The height of this style of thinking lies in the expression learn to code. Learn to code has been shouted at everyone who’s suffered in the job market for decades. “Hey, if you wanted financial security, you should have just learned to code!” But there are some glaring problems here. First, not everybody is going to be good at coding. All human beings have skills and abilities, but not all human beings have the same skills and abilities. Learn to code and the broader genre of blaming people for their job prospects depend upon the false notion that everyone is equally gifted in remunerative skills like programming. More to the point, even the mighty computer-science degree is not immune to the forces of industry contraction and fierce competition. Major technology firms have made huge job cuts in the face of rising interest rates and shrinking pools of loose cash, and the number of computer-science majors has grown substantially in the past decade. A New York Times article from December of last year laid out the inevitable consequences: an increasingly difficult job market for recent graduates.
Again, the point is not that computer science is suddenly a bad field to be in. The point is that programming, like all skills, is subject to the simple constraints of supply and demand, and thus the practicality of studying the major is a moving target.
I have a Ph.D., where I studied assessment of learning and education policy. I’ve been active in political and policy discussion of education for years. I’ve written about education for major publications. My first book was all about education and meritocracy, with a particular focus on the role of college in our socioeconomic system. I’ve done higher-education policy work for think tanks like the New America Foundation. And I have never — never — found a consistent and coherent definition of a “practical major,” anywhere. The meaning of the term floats around depending on the whims of the person using it, and those whims are usually dependent on mockery. The entire concept seems to exist simply to serve as an instrument to blame people for their own economic misfortune. In the years following the financial crisis and recession of 2009, it was common to hear people complain that the bad labor market was a reflection of the poor academic choices of 18- and 19-year-olds. Which is lunacy! We had just seen the global economy crushed by the machinations of a few thousand bankers. But the urge to blame people for their own financial misfortune was just that strong.

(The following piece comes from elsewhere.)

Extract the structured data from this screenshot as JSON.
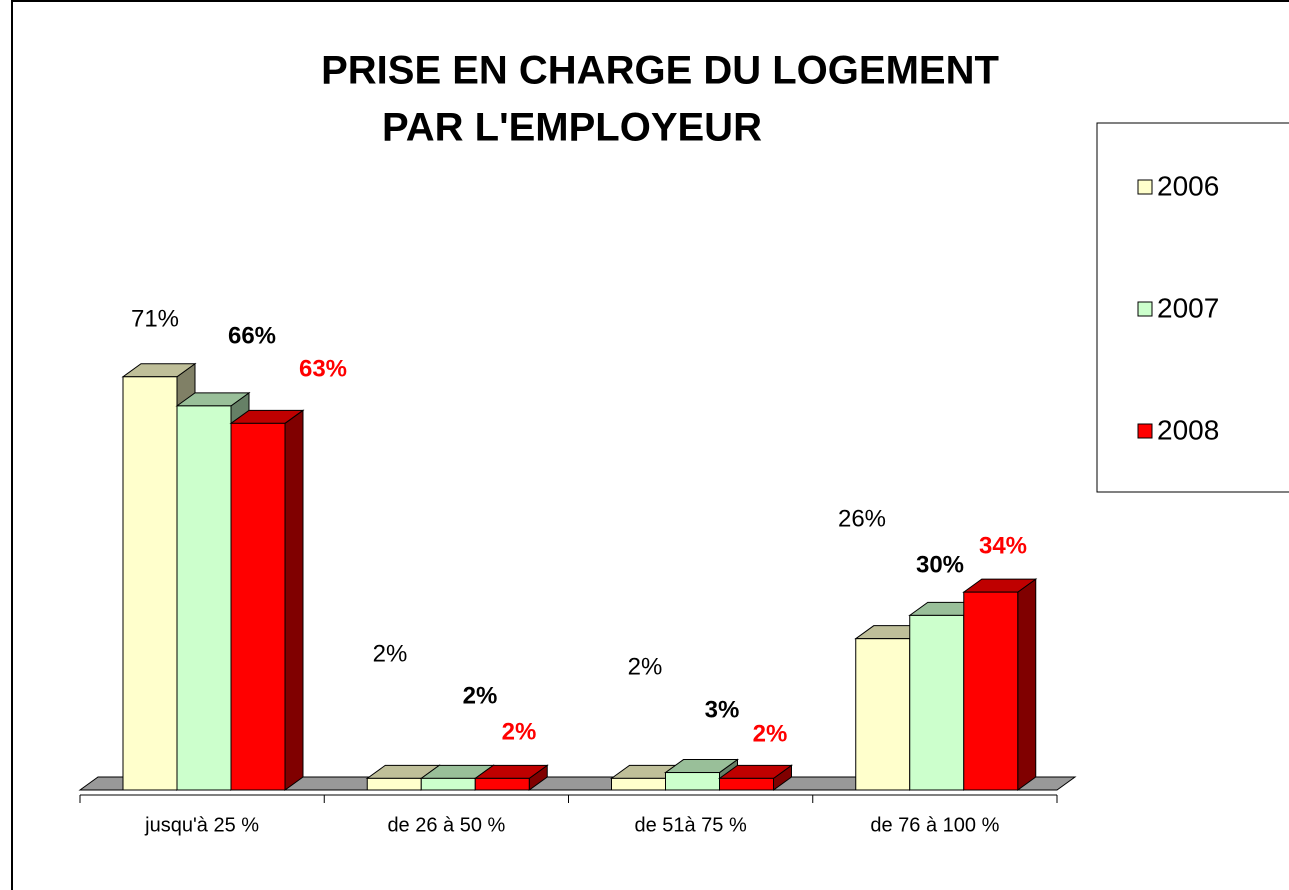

Some will say that a practical major is one that gives you the best opportunity for secure employment. Setting aside the fact that life spent in singular pursuit of money is soul-deadening, this strikes me as great advice for people in late adolescence who are in possession of a time machine. For the rest of us, perhaps we should build a society where the educational path chosen early in life is less consequential for lifetime economic security, and where we’re all more free to study what we actually care about.

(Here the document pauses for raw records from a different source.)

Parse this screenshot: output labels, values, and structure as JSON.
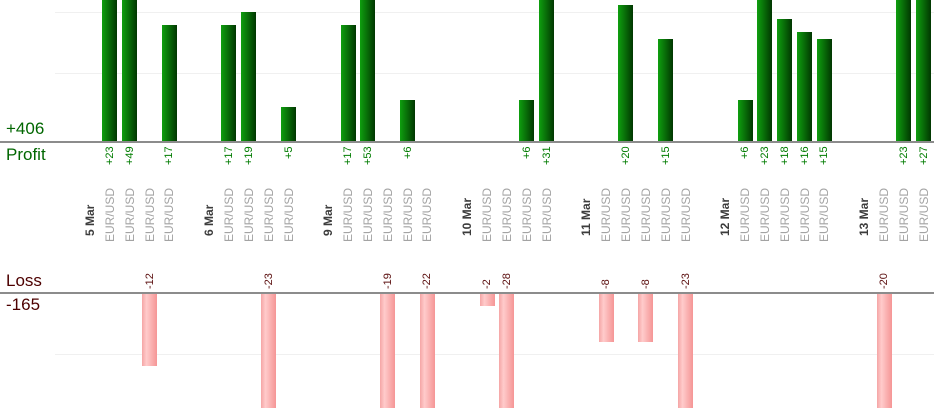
{
  "colors": {
    "profit_text": "#006600",
    "profit_value_text": "#007c00",
    "loss_text": "#4d0000",
    "loss_value_text": "#5c1010",
    "date_text": "#3c3c3c",
    "symbol_text": "#a3a3a3",
    "axis_line": "#8c8c8c",
    "gridline": "#f0f0f0",
    "profit_bar_start": "#0f9f0f",
    "profit_bar_mid": "#0c8a0c",
    "profit_bar_end": "#013701",
    "loss_bar_start": "#f5a5a5",
    "loss_bar_mid": "#ffcbcb",
    "loss_bar_end": "#f59595"
  },
  "chart_data": {
    "type": "bar",
    "layout": "split-axes: profits drawn upward from upper baseline, losses drawn downward from lower baseline, grouped by day",
    "profit_axis": {
      "label": "Profit",
      "total": "+406",
      "total_value": 406
    },
    "loss_axis": {
      "label": "Loss",
      "total": "-165",
      "total_value": -165
    },
    "groups": [
      {
        "date": "5 Mar",
        "trades": [
          {
            "symbol": "EUR/USD",
            "value": 23,
            "label": "+23"
          },
          {
            "symbol": "EUR/USD",
            "value": 49,
            "label": "+49"
          },
          {
            "symbol": "EUR/USD",
            "value": -12,
            "label": "-12"
          },
          {
            "symbol": "EUR/USD",
            "value": 17,
            "label": "+17"
          }
        ]
      },
      {
        "date": "6 Mar",
        "trades": [
          {
            "symbol": "EUR/USD",
            "value": 17,
            "label": "+17"
          },
          {
            "symbol": "EUR/USD",
            "value": 19,
            "label": "+19"
          },
          {
            "symbol": "EUR/USD",
            "value": -23,
            "label": "-23"
          },
          {
            "symbol": "EUR/USD",
            "value": 5,
            "label": "+5"
          }
        ]
      },
      {
        "date": "9 Mar",
        "trades": [
          {
            "symbol": "EUR/USD",
            "value": 17,
            "label": "+17"
          },
          {
            "symbol": "EUR/USD",
            "value": 53,
            "label": "+53"
          },
          {
            "symbol": "EUR/USD",
            "value": -19,
            "label": "-19"
          },
          {
            "symbol": "EUR/USD",
            "value": 6,
            "label": "+6"
          },
          {
            "symbol": "EUR/USD",
            "value": -22,
            "label": "-22"
          }
        ]
      },
      {
        "date": "10 Mar",
        "trades": [
          {
            "symbol": "EUR/USD",
            "value": -2,
            "label": "-2"
          },
          {
            "symbol": "EUR/USD",
            "value": -28,
            "label": "-28"
          },
          {
            "symbol": "EUR/USD",
            "value": 6,
            "label": "+6"
          },
          {
            "symbol": "EUR/USD",
            "value": 31,
            "label": "+31"
          }
        ]
      },
      {
        "date": "11 Mar",
        "trades": [
          {
            "symbol": "EUR/USD",
            "value": -8,
            "label": "-8"
          },
          {
            "symbol": "EUR/USD",
            "value": 20,
            "label": "+20"
          },
          {
            "symbol": "EUR/USD",
            "value": -8,
            "label": "-8"
          },
          {
            "symbol": "EUR/USD",
            "value": 15,
            "label": "+15"
          },
          {
            "symbol": "EUR/USD",
            "value": -23,
            "label": "-23"
          }
        ]
      },
      {
        "date": "12 Mar",
        "trades": [
          {
            "symbol": "EUR/USD",
            "value": 6,
            "label": "+6"
          },
          {
            "symbol": "EUR/USD",
            "value": 23,
            "label": "+23"
          },
          {
            "symbol": "EUR/USD",
            "value": 18,
            "label": "+18"
          },
          {
            "symbol": "EUR/USD",
            "value": 16,
            "label": "+16"
          },
          {
            "symbol": "EUR/USD",
            "value": 15,
            "label": "+15"
          }
        ]
      },
      {
        "date": "13 Mar",
        "trades": [
          {
            "symbol": "EUR/USD",
            "value": -20,
            "label": "-20"
          },
          {
            "symbol": "EUR/USD",
            "value": 23,
            "label": "+23"
          },
          {
            "symbol": "EUR/USD",
            "value": 27,
            "label": "+27"
          }
        ]
      }
    ]
  }
}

The wisdom of that approach may have recently grown more obvious, as there’s a chance that the working world will change considerably once again. I’m something of a skeptic about the degree to which machine learning–derived AI systems will change the world. But either way, their rapid development and expansion, and the potential attendant effects on the labor market, should make it clear: Technology can change the economy faster than any person can reasonably be expected to keep up with. Nobody knows for sure which fields might be disrupted by AI, which skills rendered unmarketable. But if the effects are as big as some predict, a lot of people are suddenly going to find their once-practical path has become fraught and unsustainable. The question is, are we callous enough to blame them for it?